How many things did I think I didn't know until I knew them in this journey? All of them. That's how many. And that's a lot. I still learn new things every day, experiences different things, and as a result, sometimes my course of action changes along with those.
Here's what I didn't know until I found out on my own:
1. After all my hair fell out (with the exception of those few that were mighty and determined that stayed), I didn't know I would fall into the "unknown or unsure" gender category. I am serious. I was out in public many times, and felt people staring at me. It was awkward. Despite wearing a dress or skirt, wearing jewelry, and wearing sandals (that only girls would wear), I still got looks and was pointed at many times over. I am not being paranoid. The biggest tell from most people was when I went into a public bathroom. I got the look "is that the right bathroom for you?" Wow. People are fucking ignorant.
2. Chemo treatment is not pleasant, nice or forgiving. It's that simple. What I didn't know is that this would throw me into menopause (in a way) and with this would come some severe hot flashes. Hot flashes like my fucking body feels like it is practically on fire. Let me go run outside nude, and dive in the snow (which we don't have here). Since I started back with Keytruda, these hot flashes have fired back up (pun intended). This past week, the weather suddenly changed and it got cold, quick. Cold for Texas anyways. The last 2 nights, it dipped down in the 20's overnight. Over the past week, I have been sleeping with my bedroom windows open all the way. One may think that's crazy. Not only that, but the ceiling fan is running full force as well as the stand fan on the floor, and I am sleeping nude. Can you believe I am still hot? Like WTF?!? And my blanket situation is minimal to non existent. It is just fucking ridiculous.
3. Did you know your skin changes because of chemo? Fucking chemo changes everything. Your skin "thins out" so to speak. I don't mean my skin is falling off or see through or anything that just sounds fucking stupid. Sex is very uncomfortable. A bit painful. It sucks basically. I didn't know I should expect that. Chemo just sucks the joy out of anywhere and everywhere it can.
4. No offense to my readers, but people are fucking stupid, ignorant and oblivious. With that being said, you dont know what you don't know, like all of these things I am talking about. This goes for everyone else too, however, I feel like if you cannot speak intelligently on a subject, don't say anything. Save yourself from looking like a complete moron. So the comments I have gotten more times than I can count and the one that irritates me the most (since I've had my double mastectomy) is "well at least you are almost done now". The fuck I am. That statement couldn't be farther from the truth. What a kick in the gut for you to assume I am almost done.

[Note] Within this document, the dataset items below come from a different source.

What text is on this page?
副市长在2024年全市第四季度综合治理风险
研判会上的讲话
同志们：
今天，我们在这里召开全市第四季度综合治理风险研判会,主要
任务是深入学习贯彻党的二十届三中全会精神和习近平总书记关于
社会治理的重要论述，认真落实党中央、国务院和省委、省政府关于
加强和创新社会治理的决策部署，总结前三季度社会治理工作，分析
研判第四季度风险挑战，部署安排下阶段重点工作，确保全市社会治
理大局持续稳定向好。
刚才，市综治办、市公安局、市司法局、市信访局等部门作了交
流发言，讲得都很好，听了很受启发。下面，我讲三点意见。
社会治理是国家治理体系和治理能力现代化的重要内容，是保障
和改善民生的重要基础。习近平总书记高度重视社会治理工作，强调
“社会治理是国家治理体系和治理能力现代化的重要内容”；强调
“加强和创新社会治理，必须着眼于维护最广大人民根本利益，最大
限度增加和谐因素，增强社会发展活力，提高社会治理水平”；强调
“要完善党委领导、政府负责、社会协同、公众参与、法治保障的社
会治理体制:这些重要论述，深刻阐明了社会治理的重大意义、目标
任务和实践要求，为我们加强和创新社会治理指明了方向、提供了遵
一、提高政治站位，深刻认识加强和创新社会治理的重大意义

That was part 2, out of what feels like 435 parts. Realistically not that many, but I am not even 50% of the way through all this bullshit. So when you are making dinner and it's only half done, well it's almost done, right? No, no it fucking isn't, you idiot. Would you eat your chicken cooked at 50%? No, not unless you want a side of salmonella with that shit.
5. I have hair, although it is short, it's still there. Yahoo! No more questioning my gender. At least I think that part is over. I haven't noticed any more stares so that's great. What I didn't know about having short hair (because I have never had hair this short), was that my head would get cold. Consider this; I lost my hair completely on March 30th, and by that time here in Texas, it is summer like weather. I went through the blazing hot summer with my head sweating. Then, in the last week, the temperatures have dropped so much, and we are having true winter like temps. I find myself putting on some kind of hat, chemo cap, head scarf, something, because my head gets chilly. (Funny because my body being on fire, you think that would go to my head.........lol).
6. What I didn't know that I feel causes me the most concern is the lack of being able to just bounce back, sleep it off and just overall feel "normal". I still have restrictions. Not restrictions where my doctor tells me not to do this or that, but my body letting me know I am pushing it, or shouldn't be trying to do what I am doing. The nerve disruptions I am experiencing due to my surgery and my nerves being cut and having to wait for them to "wake up". How my nerves feel as they are waking up and how that impacts my movements. I just keep waiting, and things are getting better, but jesus christ, it is so SLOW. So fucking slow. With these things being said, it makes me wonder why people electively have plastic surgery? Like why would you fucking torture yourself like that? Nope, no thanks, not for me.
I wonder what else I don't know, to a point, but guess what? I am going to find out.